Saint-Rafael Gains Sovereignty from Dominican Republic
Until 1929, the Dominican Republic (DR) still laid claim to Saint-Rafaël. A treaty signed that year and revised in 1936 sought to reclaim Saint-Rafaël as the domain of its majority population. The revision indicated that residents, who comprised the dominant part of the population in a region, be granted sovereignty. As a result, the DR had to cede considerable land acreage.
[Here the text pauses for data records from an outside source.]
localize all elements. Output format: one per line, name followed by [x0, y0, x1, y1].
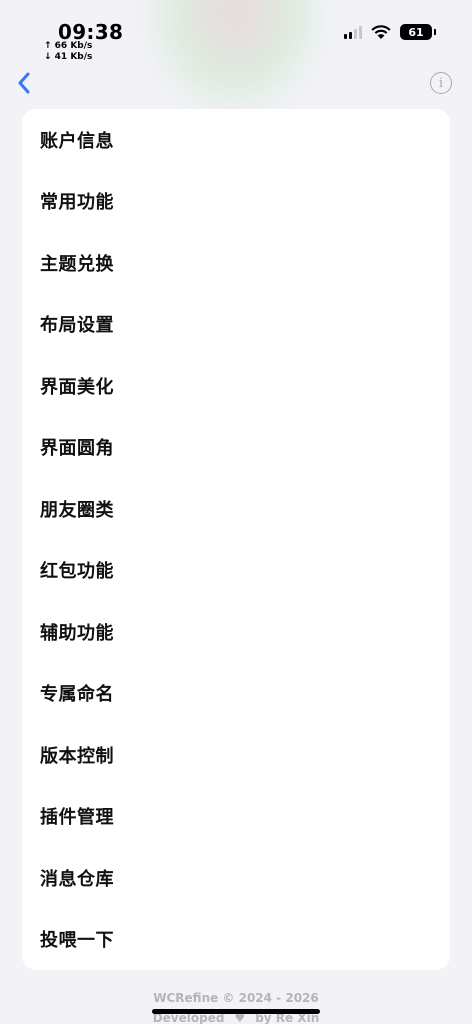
- footer-copyright: WCRefine © 2024 - 2026: [153, 991, 319, 1005]
- menu-item-account-info[interactable]: 账户信息: [22, 109, 450, 171]
- menu-item-assist-features[interactable]: 辅助功能: [22, 601, 450, 663]
- menu-item-label: 版本控制: [40, 745, 114, 767]
- battery-icon: 61: [400, 24, 436, 40]
- menu-item-label: 投喂一下: [40, 930, 114, 952]
- status-icons: 61: [344, 22, 436, 42]
- menu-item-label: 常用功能: [40, 192, 114, 214]
- home-indicator[interactable]: [152, 1009, 320, 1014]
- menu-item-plugin-management[interactable]: 插件管理: [22, 786, 450, 848]
- menu-item-layout-settings[interactable]: 布局设置: [22, 294, 450, 356]
- menu-item-label: 朋友圈类: [40, 499, 114, 521]
- menu-item-label: 布局设置: [40, 315, 114, 337]
- chevron-left-icon: [18, 72, 30, 94]
- back-button[interactable]: [12, 70, 36, 96]
- upload-speed: ↑ 66 Kb/s: [44, 41, 93, 51]
- cellular-signal-icon: [344, 25, 362, 39]
- battery-level: 61: [408, 25, 424, 39]
- download-speed: ↓ 41 Kb/s: [44, 52, 93, 62]
- menu-item-ui-corner-radius[interactable]: 界面圆角: [22, 417, 450, 479]
- menu-item-label: 界面美化: [40, 376, 114, 398]
- menu-item-red-packet[interactable]: 红包功能: [22, 540, 450, 602]
- menu-item-label: 专属命名: [40, 684, 114, 706]
- info-button[interactable]: i: [430, 72, 452, 94]
- menu-item-label: 界面圆角: [40, 438, 114, 460]
- menu-item-version-control[interactable]: 版本控制: [22, 724, 450, 786]
- menu-item-custom-naming[interactable]: 专属命名: [22, 663, 450, 725]
- settings-menu: 账户信息 常用功能 主题兑换 布局设置 界面美化 界面圆角 朋友圈类 红包功能 …: [22, 109, 450, 970]
- menu-item-common-features[interactable]: 常用功能: [22, 171, 450, 233]
- menu-item-ui-beautify[interactable]: 界面美化: [22, 355, 450, 417]
- menu-item-label: 红包功能: [40, 561, 114, 583]
- menu-item-label: 插件管理: [40, 807, 114, 829]
- menu-item-moments[interactable]: 朋友圈类: [22, 478, 450, 540]
- wifi-icon: [371, 25, 391, 39]
- menu-item-label: 辅助功能: [40, 622, 114, 644]
- menu-item-donate[interactable]: 投喂一下: [22, 909, 450, 971]
- menu-item-label: 消息仓库: [40, 868, 114, 890]
- menu-item-theme-redeem[interactable]: 主题兑换: [22, 232, 450, 294]
- app-screen: 09:38 ↑ 66 Kb/s ↓ 41 Kb/s 61 i 账户信息 常用功能…: [0, 0, 472, 1024]
- info-icon: i: [438, 75, 444, 91]
- menu-item-label: 主题兑换: [40, 253, 114, 275]
- menu-item-message-store[interactable]: 消息仓库: [22, 847, 450, 909]
- menu-item-label: 账户信息: [40, 130, 114, 152]
- status-bar: 09:38 ↑ 66 Kb/s ↓ 41 Kb/s 61: [0, 0, 472, 64]
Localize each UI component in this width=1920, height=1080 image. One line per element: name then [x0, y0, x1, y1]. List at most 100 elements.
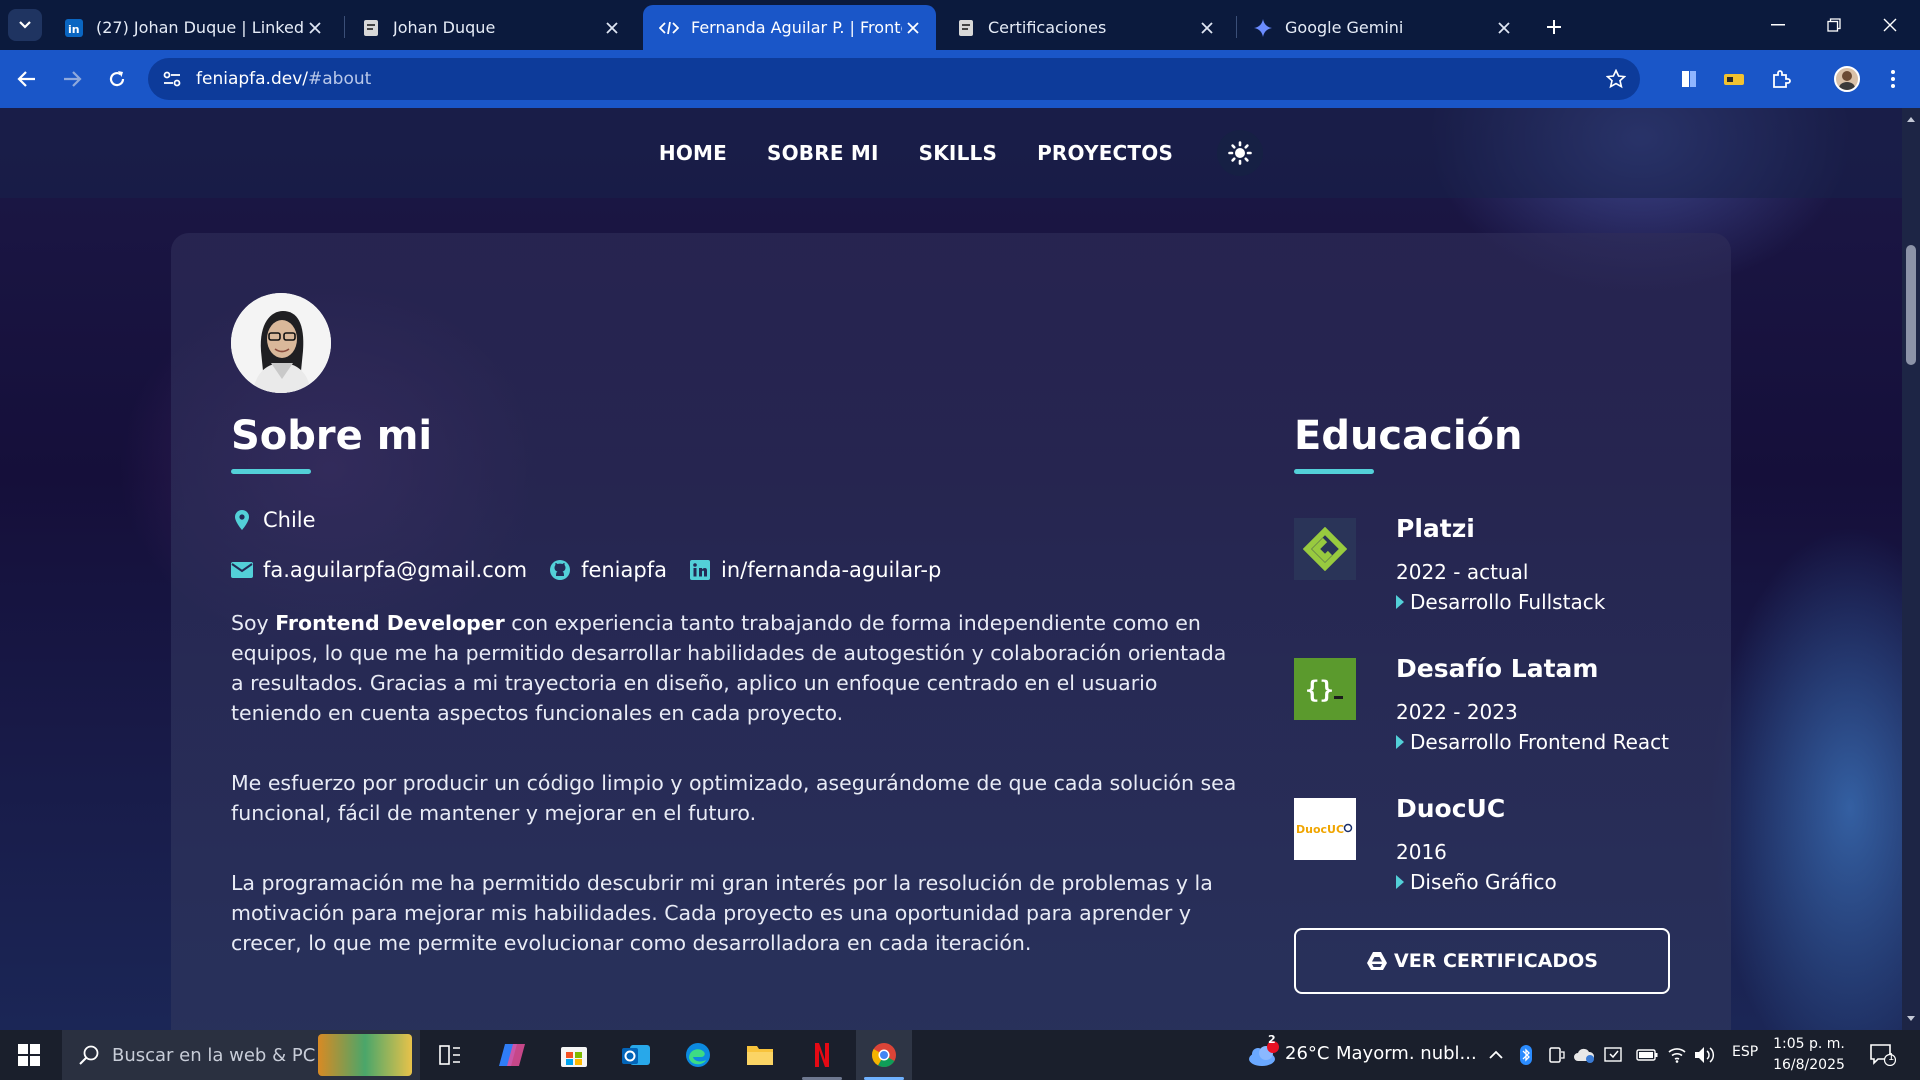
weather-badge: 2 [1268, 1033, 1276, 1046]
education-program-text: Diseño Gráfico [1410, 870, 1557, 894]
education-title: Educación [1294, 413, 1523, 459]
platzi-logo [1294, 518, 1356, 580]
search-placeholder: Buscar en la web & PC [112, 1044, 316, 1066]
tab-certificaciones[interactable]: Certificaciones [940, 5, 1230, 50]
caret-right-icon [1396, 595, 1404, 609]
browser-toolbar: feniapfa.dev/#about [0, 50, 1920, 108]
back-button[interactable] [10, 62, 44, 96]
close-icon[interactable] [902, 17, 924, 39]
location-row: Chile [231, 508, 316, 532]
p1-pre: Soy [231, 611, 276, 635]
email-text: fa.aguilarpfa@gmail.com [263, 558, 528, 582]
tab-linkedin[interactable]: in (27) Johan Duque | LinkedIn [48, 5, 338, 50]
education-name: DuocUC [1396, 794, 1506, 823]
tab-title: Google Gemini [1285, 18, 1404, 37]
reload-button[interactable] [100, 62, 134, 96]
tab-google-gemini[interactable]: Google Gemini [1237, 5, 1527, 50]
nav-home[interactable]: HOME [659, 141, 727, 165]
device-icon[interactable] [1545, 1044, 1567, 1066]
tab-fernanda-aguilar[interactable]: Fernanda Aguilar P. | Frontend Developer [643, 5, 936, 50]
reading-mode-icon[interactable] [1674, 64, 1704, 94]
close-icon[interactable] [1493, 17, 1515, 39]
extensions-puzzle-icon[interactable] [1766, 64, 1796, 94]
linkedin-link[interactable]: in/fernanda-aguilar-p [689, 558, 941, 582]
menu-kebab-icon[interactable] [1878, 64, 1908, 94]
copilot-app[interactable] [484, 1030, 540, 1080]
view-certificates-button[interactable]: VER CERTIFICADOS [1294, 928, 1670, 994]
minimize-icon [1771, 24, 1785, 26]
volume-icon[interactable] [1694, 1044, 1716, 1066]
scroll-up-arrow-icon[interactable] [1906, 114, 1916, 124]
about-title: Sobre mi [231, 413, 433, 459]
forward-button[interactable] [55, 62, 89, 96]
microsoft-store-app[interactable] [546, 1030, 602, 1080]
tab-title: Certificaciones [988, 18, 1107, 37]
tab-search-button[interactable] [8, 9, 42, 41]
nav-sobre-mi[interactable]: SOBRE MI [767, 141, 879, 165]
linkedin-icon [689, 559, 711, 581]
start-button[interactable] [12, 1039, 46, 1071]
site-info-icon[interactable] [158, 65, 186, 93]
gemini-icon [1253, 18, 1273, 38]
code-icon [659, 18, 679, 38]
battery-icon[interactable] [1636, 1044, 1658, 1066]
bluetooth-icon[interactable] [1515, 1044, 1537, 1066]
svg-text:{}: {} [1305, 676, 1334, 704]
plus-icon [1547, 20, 1561, 34]
address-bar[interactable]: feniapfa.dev/#about [148, 58, 1640, 100]
close-window-button[interactable] [1862, 0, 1918, 50]
education-name: Desafío Latam [1396, 654, 1599, 683]
language-indicator[interactable]: ESP [1732, 1044, 1758, 1060]
new-tab-button[interactable] [1540, 13, 1568, 41]
scrollbar-thumb[interactable] [1906, 245, 1916, 365]
theme-toggle-button[interactable] [1217, 130, 1264, 176]
nav-proyectos[interactable]: PROYECTOS [1037, 141, 1173, 165]
clock-time: 1:05 p. m. [1773, 1036, 1845, 1052]
taskbar-clock[interactable]: 1:05 p. m. 16/8/2025 [1764, 1034, 1854, 1076]
p1-bold: Frontend Developer [275, 611, 505, 635]
tab-title: (27) Johan Duque | LinkedIn [96, 18, 304, 37]
minimize-button[interactable] [1750, 0, 1806, 50]
close-icon[interactable] [601, 17, 623, 39]
caret-right-icon [1396, 875, 1404, 889]
extension-icon[interactable] [1719, 64, 1749, 94]
close-icon[interactable] [304, 17, 326, 39]
search-highlight-image [318, 1034, 412, 1076]
outlook-app[interactable] [608, 1030, 664, 1080]
onedrive-icon[interactable] [1573, 1044, 1595, 1066]
search-icon [76, 1042, 102, 1068]
email-link[interactable]: fa.aguilarpfa@gmail.com [231, 558, 527, 582]
bookmark-star-icon[interactable] [1604, 67, 1628, 91]
chrome-app[interactable] [856, 1030, 912, 1080]
education-program: Desarrollo Fullstack [1396, 590, 1605, 614]
outlook-icon [622, 1045, 650, 1065]
education-name: Platzi [1396, 514, 1475, 543]
weather-desc: Mayorm. nubl... [1336, 1043, 1477, 1064]
wifi-icon[interactable] [1666, 1044, 1688, 1066]
document-icon [956, 18, 976, 38]
taskbar-search[interactable]: Buscar en la web & PC [62, 1030, 420, 1080]
windows-taskbar: Buscar en la web & PC 2 26°C Mayorm. nub… [0, 1030, 1920, 1080]
chrome-icon [872, 1043, 896, 1068]
education-years: 2022 - 2023 [1396, 700, 1518, 724]
security-icon[interactable] [1603, 1044, 1625, 1066]
notification-center-button[interactable]: 1 [1868, 1042, 1898, 1068]
folder-icon [747, 1046, 773, 1065]
tray-overflow-chevron-icon[interactable] [1485, 1044, 1507, 1066]
nav-skills[interactable]: SKILLS [919, 141, 997, 165]
netflix-app[interactable] [794, 1030, 850, 1080]
close-icon[interactable] [1196, 17, 1218, 39]
edge-app[interactable] [670, 1030, 726, 1080]
education-program-text: Desarrollo Fullstack [1410, 590, 1606, 614]
github-link[interactable]: feniapfa [549, 558, 667, 582]
tab-johan-duque[interactable]: Johan Duque [345, 5, 635, 50]
notification-count: 1 [1888, 1052, 1895, 1063]
location-text: Chile [263, 508, 316, 532]
about-paragraph-3: La programación me ha permitido descubri… [231, 871, 1213, 955]
scroll-down-arrow-icon[interactable] [1906, 1014, 1916, 1024]
person-icon [1839, 71, 1855, 90]
file-explorer-app[interactable] [732, 1030, 788, 1080]
restore-button[interactable] [1806, 0, 1862, 50]
profile-avatar[interactable] [1834, 66, 1860, 92]
task-view-button[interactable] [422, 1030, 478, 1080]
Agriculture is a mainstay in Saint-Rafaël. Of particular note is the method farmers use to create one of the ingredients used in Grand Marnier and Cointreau liqueurs. Farm workers pick unripe oranges, cut them open, and discard the pulp, saving the rind. They then sun-dry the rind for export to France. Distillery workers in France steep the rinds, distill the juice, and add it to recipes to create the liqueurs.
Saint-Rafaël is a city of caves, and tourist guides often take visitors spelunking. The town life of Saint-Rafaël's residents has inspired artists' renderings of it, many of their paintings shown in Cap Haitien art schools.
Needless to say, Saint-Rafaël is a Christian community, with its share of Voodoo practitioners.
Although Saint-Rafaël has no airport, plans to upgrade its National Highway No. 3 to connect it to Port-au-Prince and its airport, Port-au-Prince International, are in the works.